AMD in Action: Fighting Infectious Disease on Many Fronts
With the largest Ebola outbreak in history raging through West Africa, understanding whether the virus is changing as it spreads through different populations can help responders know what treatments to use and also help research laboratories develop new tools to speed diagnosis in the field.

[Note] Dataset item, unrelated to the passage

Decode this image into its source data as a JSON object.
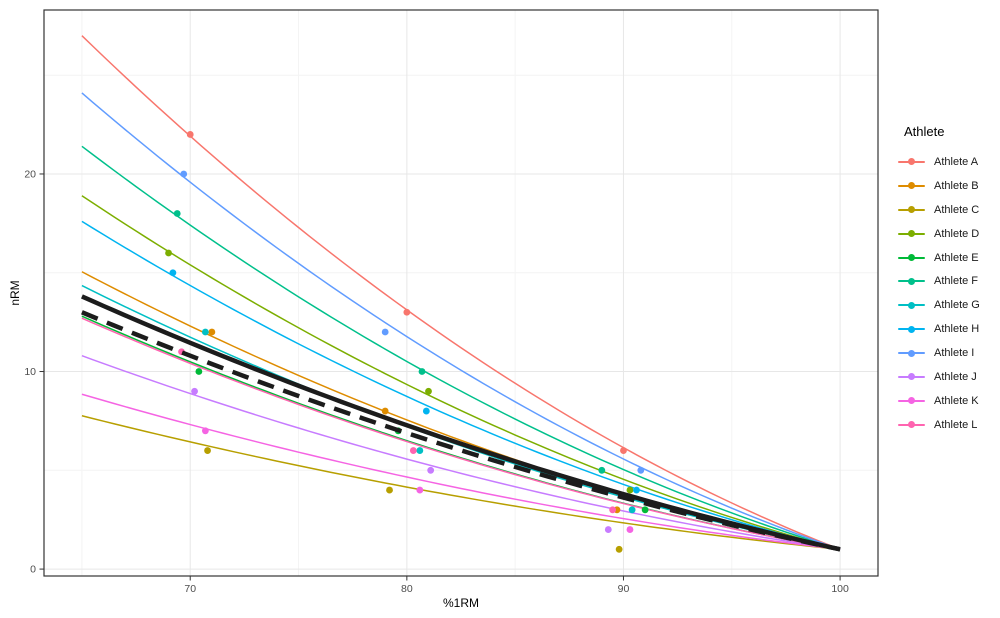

The diagnosis of a drug-resistant “nightmare bacteria” in two Colorado patients spurred hospital and state health officials to join forces with CDC to investigate. These bacteria — Carpabenem-resistant Enterobacteriaceae, or CRE — have become resistant to all or nearly all of the antibiotics we have today. Untreatable and hard-to-treat infections from CRE germs are on the rise among patients in medical facilities.
Scientists traced a hepatitis A outbreak affecting 162 people to a berry blend product. Whole genome sequencing and advanced analytic methods helped them identify a shipment of pomegranate seeds from Turkey as the source of the outbreak.
In routine food testing, the Canadian Food Inspection Agency found Listeria in bagged lettuce. Investigators conducted whole genome sequencing and found one of the closest matches between an infected person and a contaminated food product that they had ever seen.
When polio broke out in the Horn of Africa in 2013, Kenya lab technicians quickly identified the source as a wild virus and sent specimens to CDC. Overnight, CDC scientists sequenced the virus and identified it as coming from Nigeria—on the other side of the continent.
In early May 2014, CDC received a mucus specimen from a MERS patient. In less than 48 hours, CDC used Advanced Molecular Detection (AMD) methods to sequence the complete virus genome.